All this palaver to see The Medallion, the appalling Jackie Chan/Lee Evans together-again-for-the-first-time movie. The poor quality of the film was augmented by watching the first four minutes without any sound. The beauty of only having paid £1.60 is the ability to walk out without feeling cheated. Stupidly we stayed and felt cheated. Perhaps Stelios has never been to the cinema before, perhaps he hates people: no human ticket selling contact, no-one to tell us if we were in the right screen, no trailers. Also a very friendly sign saying that if we left the auditorium to go to the toilets, we would not be able to get back in. EasyCinema or Gulag?
So it’s a lousy business model, showing films as stripped down and bare as they can be – where is the point. (Next door, ha ha). EasyJet was all about cartel busting in the airline business. EasyCinema seems to be a similar attack on the hegemony held by the four major distributors and four major cinema chains. And certainly there is a big point to be made. In multiplexes up and down the country at any one time you have about eight films on popular release by the big distributors to perm between. The cinemas are guaranteed the big films, the distributors are guaranteed the return and the screen space. How can the small film compete? It cannot, and this is the fight that EasyCinema is waging.

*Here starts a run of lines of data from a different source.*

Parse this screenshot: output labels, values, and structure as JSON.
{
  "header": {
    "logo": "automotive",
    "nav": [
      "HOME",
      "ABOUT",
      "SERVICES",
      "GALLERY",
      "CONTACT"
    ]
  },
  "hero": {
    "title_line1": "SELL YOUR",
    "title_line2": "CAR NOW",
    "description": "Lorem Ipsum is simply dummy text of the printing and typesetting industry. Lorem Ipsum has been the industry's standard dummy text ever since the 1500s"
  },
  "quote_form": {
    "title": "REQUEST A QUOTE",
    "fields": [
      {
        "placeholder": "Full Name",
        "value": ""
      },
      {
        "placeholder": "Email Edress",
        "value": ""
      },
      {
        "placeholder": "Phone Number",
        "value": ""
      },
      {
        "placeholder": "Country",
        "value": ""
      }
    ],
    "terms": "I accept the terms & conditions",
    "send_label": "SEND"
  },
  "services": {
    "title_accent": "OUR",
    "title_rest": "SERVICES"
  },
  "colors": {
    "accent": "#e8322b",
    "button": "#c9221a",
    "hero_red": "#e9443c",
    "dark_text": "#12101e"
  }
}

This time however with its no frills (and no quality) set up, EasyCorp does not have public support. It has already been stitched up partially by the distributors who won’t let it have first run films. When you are choosing between The Medallion, Mystic River, Seabiscuit and The Texas Chainsaw Massacre (1974), on the week Love Actually opens over the road you are going to be in trouble. Perhaps Stelios will be able to use this in his usually well-fought court battles. But by then the EasyCinema model will have ground whatever faithful custom it has into the ground with the inability to source decent films and then show them well.
There are so many problems with the exhibition of films in the UK. Various multiplex chains have their own foibles (Warner Village insisting on giving me a seat number when there are five people in the cinema, for instance). And certainly the restrictive practices of the distributors and exhibitors are already showing signs of weakening. EasyCinema is not the Trojan horse that is going to bring the edifice down though. For one, it really is a demoralising experience. For two, no-one ever launched a successful battle from the edge of a car park in Milton Keynes. But most saliently: the Trojans would not have accepted the horse if it had been painted orange.